Patrick Butler, from the Guardian, interviewed one of the families from the Barnet Lunch Kitchen. Here's Aida's story.

"A year ago, single mother Aida Voskian, 51, was suffering from depression brought on by suffocating personal debts: “You worried whether you could switch the heating on because you couldn’t afford the heating bill that month,” she says. Voskian, who works as a mealtime supervisor and part-time carer, said she always scraped the money together to feed her daughter Amelia, age nine. But making ends meet was touch and go, particularly during holiday periods, when free school meals were not available.
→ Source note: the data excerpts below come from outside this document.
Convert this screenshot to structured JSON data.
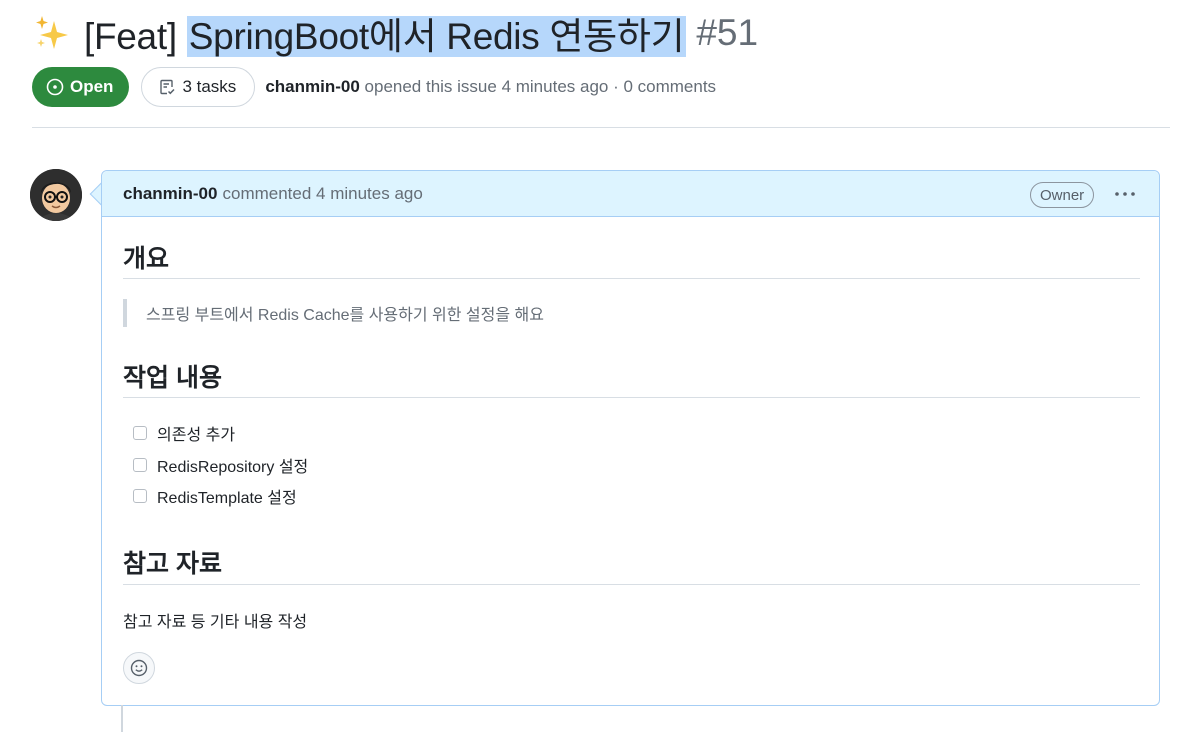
{
  "issue": {
    "emoji_icon": "sparkles-icon",
    "title_prefix": "[Feat] ",
    "title_selected": "SpringBoot에서 Redis 연동하기",
    "number": "#51",
    "state": "Open",
    "tasks_label": "3 tasks",
    "author": "chanmin-00",
    "opened_text": "opened this issue 4 minutes ago · 0 comments",
    "colors": {
      "open_green": "#2d8a3e",
      "selection": "#b6d7fb",
      "comment_header": "#ddf4ff",
      "comment_border": "#a6cef5"
    }
  },
  "comment": {
    "author": "chanmin-00",
    "meta": "commented 4 minutes ago",
    "role_badge": "Owner",
    "menu_icon": "kebab-horizontal-icon",
    "reaction_icon": "smiley-icon",
    "sections": {
      "overview_heading": "개요",
      "overview_quote": "스프링 부트에서 Redis Cache를 사용하기 위한 설정을 해요",
      "tasks_heading": "작업 내용",
      "tasks": [
        {
          "label": "의존성 추가",
          "checked": false
        },
        {
          "label": "RedisRepository 설정",
          "checked": false
        },
        {
          "label": "RedisTemplate 설정",
          "checked": false
        }
      ],
      "refs_heading": "참고 자료",
      "refs_text": "참고 자료 등 기타 내용 작성"
    }
  }
}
Life was about “survival” and there was no money for trips or treats. Her predicament, she felt, robbed her daughter of the freedoms enjoyed by many of her peers during holiday periods, and she experienced overwhelming guilt and shame: “It’s about not being able to do what you need to do for your child.”

Things changed after Voskian was referred to a scheme near her home in Barnet, north London, run by the Make Lunch charity. There, on weekdays during the summer holidays, she and Amelia would join other families for a hot meal. There were play activities for the children and a chance for parents to share problems. It took the pressure off. “It was a lifeline,” says Voskian, who has since become a volunteer with the scheme.

Make Lunch is one of a handful of charities, community groups and local authorities responding to what they see as a growing problem of “holiday hunger” experienced by children from families grappling with cost of living pressures: low wages, insecure work, benefit cuts and delays, and the running-down of community facilities through spending cuts.

So far in 2014, its volunteers have served over 8,000 meals to over 1,462 children in 38 kitchens, from Aberdeen to the Isle of Wight. It’s an achievement, acknowledges Rachel Warwick, a former teacher who founded the charity three years ago, but it represents only a tiny fraction of the 4m children who live in poverty in the UK."